Shipping companies seek sailors from abroad
Lord Nelson would be turning in his grave: at news that the number of UK seafarers has slumped. Nautilus, an international trades union and professional association representing seafarers and allied workers in the United Kingdom, has voiced concern over new government statistics showing a fresh slump in the number of UK seafarers.
The Department for Transport report reveals that the total number of UK officers and ratings dropped by 10% last year, with an estimated 24,100 British seafarers active at sea.
The number of certificated UK officers has fallen by 19% since 2006, it notes, while the number of uncertificated officers dropped by 27% last year – a reduction that the DfT puts down as ‘primarily the result of a large company transferring their operations out of the UK’.
On the positive side, the number of officer cadets in training last year was 2,160 – a 19% increase from 2011. A total of 903 new entrants started under the SMarT scheme last year.

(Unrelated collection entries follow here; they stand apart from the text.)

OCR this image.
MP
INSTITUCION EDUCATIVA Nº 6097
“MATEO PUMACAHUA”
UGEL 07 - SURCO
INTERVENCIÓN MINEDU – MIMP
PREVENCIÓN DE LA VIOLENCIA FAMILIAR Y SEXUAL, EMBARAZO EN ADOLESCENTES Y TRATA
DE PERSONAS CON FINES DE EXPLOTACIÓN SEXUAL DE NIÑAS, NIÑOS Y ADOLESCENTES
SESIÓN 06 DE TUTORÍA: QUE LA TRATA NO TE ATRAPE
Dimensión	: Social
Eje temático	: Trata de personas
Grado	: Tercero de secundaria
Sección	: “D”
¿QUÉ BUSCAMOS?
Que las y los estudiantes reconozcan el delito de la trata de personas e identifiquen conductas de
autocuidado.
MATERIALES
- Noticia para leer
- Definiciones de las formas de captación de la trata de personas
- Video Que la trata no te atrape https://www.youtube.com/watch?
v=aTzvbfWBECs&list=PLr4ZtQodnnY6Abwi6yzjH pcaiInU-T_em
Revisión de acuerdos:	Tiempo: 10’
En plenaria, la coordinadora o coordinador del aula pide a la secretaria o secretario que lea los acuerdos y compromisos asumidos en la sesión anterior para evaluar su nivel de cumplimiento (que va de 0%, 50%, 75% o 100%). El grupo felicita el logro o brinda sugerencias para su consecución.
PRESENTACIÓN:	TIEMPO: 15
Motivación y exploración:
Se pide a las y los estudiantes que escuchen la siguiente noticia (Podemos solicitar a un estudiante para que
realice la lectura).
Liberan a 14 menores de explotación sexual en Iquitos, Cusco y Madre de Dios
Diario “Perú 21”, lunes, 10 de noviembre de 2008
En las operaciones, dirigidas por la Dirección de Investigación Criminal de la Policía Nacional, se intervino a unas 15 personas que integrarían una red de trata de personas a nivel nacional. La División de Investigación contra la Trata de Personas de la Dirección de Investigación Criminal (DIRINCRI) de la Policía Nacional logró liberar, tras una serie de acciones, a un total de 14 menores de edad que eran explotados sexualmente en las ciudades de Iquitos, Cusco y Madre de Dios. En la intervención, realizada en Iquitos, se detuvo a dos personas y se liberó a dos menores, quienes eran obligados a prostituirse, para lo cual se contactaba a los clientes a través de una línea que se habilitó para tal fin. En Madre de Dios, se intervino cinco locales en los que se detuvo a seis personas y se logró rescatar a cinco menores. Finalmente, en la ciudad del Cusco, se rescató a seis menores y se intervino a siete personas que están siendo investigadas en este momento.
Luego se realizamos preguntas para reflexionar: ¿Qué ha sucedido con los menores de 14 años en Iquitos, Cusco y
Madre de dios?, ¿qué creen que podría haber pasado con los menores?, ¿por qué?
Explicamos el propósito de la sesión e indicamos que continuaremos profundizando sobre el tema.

Nautilus general secretary Mark Dickinson commented: “Whilst it is good to see that cadet numbers have more than doubled since the tonnage tax training link was introduced, the report demonstrates the disturbing long-term decline in UK seafarer numbers. It underlines need for the government to urgently deliver the strategic maritime policy proposals promised by the shipping minister last year and to revisit the training package that was jointly tabled by the unions and the owners in an effort to ensure that we have the seafarers we need for the future.”